Alternatively, if maize has more than one phytoene synthase gene, the additional locus (loci) may be expressed in endosperm of plants that are homozygous for the recessive allele of Y1 and could thereby be partly responsible for the presence of carotenoids at the low levels found in this tissue. Additional phytoene synthase loci would also explain why no albino or viviparous alleles of Y1 have been described. DNA blot hybridization analysis using the Y1 gene as a hybridization probe and high stringency hybridization and wash conditions often exhibits DNA fragments in addition to those expected from restriction endonuclease map and sequence data of the cloned Y1 gene.
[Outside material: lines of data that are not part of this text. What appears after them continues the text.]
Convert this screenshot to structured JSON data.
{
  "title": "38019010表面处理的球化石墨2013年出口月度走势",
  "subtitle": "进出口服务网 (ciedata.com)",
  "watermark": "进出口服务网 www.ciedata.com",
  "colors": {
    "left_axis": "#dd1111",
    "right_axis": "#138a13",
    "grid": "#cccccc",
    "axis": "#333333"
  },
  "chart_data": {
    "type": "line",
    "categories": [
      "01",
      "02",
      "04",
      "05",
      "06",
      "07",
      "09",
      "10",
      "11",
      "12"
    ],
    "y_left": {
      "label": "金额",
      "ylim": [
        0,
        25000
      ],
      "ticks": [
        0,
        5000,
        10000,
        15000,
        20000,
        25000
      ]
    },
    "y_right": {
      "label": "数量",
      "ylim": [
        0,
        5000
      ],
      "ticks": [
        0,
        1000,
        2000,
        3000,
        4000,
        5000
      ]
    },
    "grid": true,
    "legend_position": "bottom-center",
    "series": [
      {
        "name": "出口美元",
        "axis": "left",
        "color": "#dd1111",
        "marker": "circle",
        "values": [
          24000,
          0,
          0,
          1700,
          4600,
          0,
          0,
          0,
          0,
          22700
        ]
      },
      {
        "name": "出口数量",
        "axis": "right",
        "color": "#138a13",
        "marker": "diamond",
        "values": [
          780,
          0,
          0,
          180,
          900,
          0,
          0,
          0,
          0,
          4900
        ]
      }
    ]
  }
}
These additional DNA fragments do not hybridize to the same extent as the Y1 sequences and might represent other loci that are members of a phytoene synthase gene family. Transcription of multiple phytoene synthase loci may not have been detected in this study if transcripts are present at a concentration below the level of detection afforded by RNA blot hybridization analyses or if the sequence of the non-Y1 phytoene synthase loci has diverged significantly from the Y1 sequence.